Théâtre

Les histoires d’amour finissent mal…

d'Lëtzebuerger Land vom 23.03.2018

« Dans la vie, l’essentiel est de porter sur tout des jugements a priori. » Boris Vian, avant-propos de L’écume des jours, Nouvelle-Orléans, 10 mars 1946

Que trouve-t-on sous ce titre bizarre, L’écume des jours ? Dans la préface de la dernière édition poche du livre, parue en 2013 chez Pauvert, Frédéric Beigbeder, auteur pop cynique français s’il en est, tente de donner des pistes : « Un vieux roman qu’on oblige nos enfants à lire au collège ? Un anti-conte de fées pour adolescents attardés ? Un petit manifeste pour une littérature libérée du raisonnable ? » Le mince roman serait un peu de tout cela, spécule-t-il.

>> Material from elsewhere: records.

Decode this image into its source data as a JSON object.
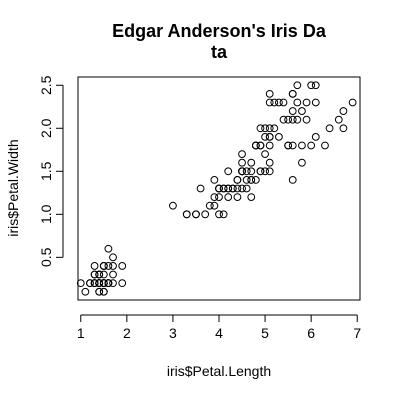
{
  "chart_data": {
    "type": "scatter",
    "title": "Edgar Anderson's Iris Da\nta",
    "xlabel": "iris$Petal.Length",
    "ylabel": "iris$Petal.Width",
    "xlim": [
      0.94,
      7.06
    ],
    "ylim": [
      0.004,
      2.596
    ],
    "xticks": [
      1,
      2,
      3,
      4,
      5,
      6,
      7
    ],
    "yticks": [
      0.5,
      1.0,
      1.5,
      2.0,
      2.5
    ],
    "grid": false,
    "marker": "open-circle",
    "points": [
      [
        1.4,
        0.2
      ],
      [
        1.4,
        0.2
      ],
      [
        1.3,
        0.2
      ],
      [
        1.5,
        0.2
      ],
      [
        1.4,
        0.2
      ],
      [
        1.7,
        0.4
      ],
      [
        1.4,
        0.3
      ],
      [
        1.5,
        0.2
      ],
      [
        1.4,
        0.2
      ],
      [
        1.5,
        0.1
      ],
      [
        1.5,
        0.2
      ],
      [
        1.6,
        0.2
      ],
      [
        1.4,
        0.1
      ],
      [
        1.1,
        0.1
      ],
      [
        1.2,
        0.2
      ],
      [
        1.5,
        0.4
      ],
      [
        1.3,
        0.4
      ],
      [
        1.4,
        0.3
      ],
      [
        1.7,
        0.3
      ],
      [
        1.5,
        0.3
      ],
      [
        1.7,
        0.2
      ],
      [
        1.5,
        0.4
      ],
      [
        1.0,
        0.2
      ],
      [
        1.7,
        0.5
      ],
      [
        1.9,
        0.2
      ],
      [
        1.6,
        0.2
      ],
      [
        1.6,
        0.4
      ],
      [
        1.5,
        0.2
      ],
      [
        1.4,
        0.2
      ],
      [
        1.6,
        0.2
      ],
      [
        1.6,
        0.2
      ],
      [
        1.5,
        0.4
      ],
      [
        1.5,
        0.1
      ],
      [
        1.4,
        0.2
      ],
      [
        1.5,
        0.2
      ],
      [
        1.2,
        0.2
      ],
      [
        1.3,
        0.2
      ],
      [
        1.4,
        0.1
      ],
      [
        1.3,
        0.2
      ],
      [
        1.5,
        0.2
      ],
      [
        1.3,
        0.3
      ],
      [
        1.3,
        0.3
      ],
      [
        1.3,
        0.2
      ],
      [
        1.6,
        0.6
      ],
      [
        1.9,
        0.4
      ],
      [
        1.4,
        0.3
      ],
      [
        1.6,
        0.2
      ],
      [
        1.4,
        0.2
      ],
      [
        1.5,
        0.2
      ],
      [
        1.4,
        0.2
      ],
      [
        4.7,
        1.4
      ],
      [
        4.5,
        1.5
      ],
      [
        4.9,
        1.5
      ],
      [
        4.0,
        1.3
      ],
      [
        4.6,
        1.5
      ],
      [
        4.5,
        1.3
      ],
      [
        4.7,
        1.6
      ],
      [
        3.3,
        1.0
      ],
      [
        4.6,
        1.3
      ],
      [
        3.9,
        1.4
      ],
      [
        3.5,
        1.0
      ],
      [
        4.2,
        1.5
      ],
      [
        4.0,
        1.0
      ],
      [
        4.7,
        1.4
      ],
      [
        3.6,
        1.3
      ],
      [
        4.4,
        1.4
      ],
      [
        4.5,
        1.5
      ],
      [
        4.1,
        1.0
      ],
      [
        4.5,
        1.5
      ],
      [
        3.9,
        1.1
      ],
      [
        4.8,
        1.8
      ],
      [
        4.0,
        1.3
      ],
      [
        4.9,
        1.5
      ],
      [
        4.7,
        1.2
      ],
      [
        4.3,
        1.3
      ],
      [
        4.4,
        1.4
      ],
      [
        4.8,
        1.4
      ],
      [
        5.0,
        1.7
      ],
      [
        4.5,
        1.5
      ],
      [
        3.5,
        1.0
      ],
      [
        3.8,
        1.1
      ],
      [
        3.7,
        1.0
      ],
      [
        3.9,
        1.2
      ],
      [
        5.1,
        1.6
      ],
      [
        4.5,
        1.5
      ],
      [
        4.5,
        1.6
      ],
      [
        4.7,
        1.5
      ],
      [
        4.4,
        1.3
      ],
      [
        4.1,
        1.3
      ],
      [
        4.0,
        1.3
      ],
      [
        4.4,
        1.2
      ],
      [
        4.6,
        1.4
      ],
      [
        4.0,
        1.2
      ],
      [
        3.3,
        1.0
      ],
      [
        4.2,
        1.3
      ],
      [
        4.2,
        1.2
      ],
      [
        4.2,
        1.3
      ],
      [
        4.3,
        1.3
      ],
      [
        3.0,
        1.1
      ],
      [
        4.1,
        1.3
      ],
      [
        6.0,
        2.5
      ],
      [
        5.1,
        1.9
      ],
      [
        5.9,
        2.1
      ],
      [
        5.6,
        1.8
      ],
      [
        5.8,
        2.2
      ],
      [
        6.6,
        2.1
      ],
      [
        4.5,
        1.7
      ],
      [
        6.3,
        1.8
      ],
      [
        5.8,
        1.8
      ],
      [
        6.1,
        2.5
      ],
      [
        5.1,
        2.0
      ],
      [
        5.3,
        1.9
      ],
      [
        5.5,
        2.1
      ],
      [
        5.0,
        2.0
      ],
      [
        5.1,
        2.4
      ],
      [
        5.3,
        2.3
      ],
      [
        5.5,
        1.8
      ],
      [
        6.7,
        2.2
      ],
      [
        6.9,
        2.3
      ],
      [
        5.0,
        1.5
      ],
      [
        5.7,
        2.3
      ],
      [
        4.9,
        2.0
      ],
      [
        6.7,
        2.0
      ],
      [
        4.9,
        1.8
      ],
      [
        5.7,
        2.1
      ],
      [
        6.0,
        1.8
      ],
      [
        4.8,
        1.8
      ],
      [
        4.9,
        1.8
      ],
      [
        5.6,
        2.1
      ],
      [
        5.8,
        1.6
      ],
      [
        6.1,
        1.9
      ],
      [
        6.4,
        2.0
      ],
      [
        5.6,
        2.2
      ],
      [
        5.1,
        1.5
      ],
      [
        5.6,
        1.4
      ],
      [
        6.1,
        2.3
      ],
      [
        5.6,
        2.4
      ],
      [
        5.5,
        1.8
      ],
      [
        4.8,
        1.8
      ],
      [
        5.4,
        2.1
      ],
      [
        5.6,
        2.4
      ],
      [
        5.1,
        2.3
      ],
      [
        5.1,
        1.9
      ],
      [
        5.9,
        2.3
      ],
      [
        5.7,
        2.5
      ],
      [
        5.2,
        2.3
      ],
      [
        5.0,
        1.9
      ],
      [
        5.2,
        2.0
      ],
      [
        5.4,
        2.3
      ],
      [
        5.1,
        1.8
      ]
    ]
  }
}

Pour le toujours jeune Tom Dockal (il a 27 ans, l’âge auquel sont mort Janis Joplin, Jimi Hendrix, Jim Morrison ou Kurt Cobain), c’était un peu les trois. Surtout, c’était un des premiers livres en français qu’il ait lu et qui l’ait touché, « il y avait quelque chose de très libre dans cette écriture qui m’a immédiatement parlé », raconte-t-il au Quotidien (du 20 mars). Alors quand Frank Hoffmann, le directeur du Théâtre national, lui propose de faire sa première mise en scène d’un texte français, et pour éviter Faydeau et Molière, Dockal propose d’adapter le roman de Vian pour les planches. Avec Anne Simon, ils travailleront la version du texte pendant des mois. Jusque-là, Tom Dockal avait fait trois mises en scènes de textes plutôt politiques en luxembourgeois : Juncker/Mille, les Fatzbéidelen den Norbert Weber et le cabaret Ceci n’est pas une Maggy Nagel.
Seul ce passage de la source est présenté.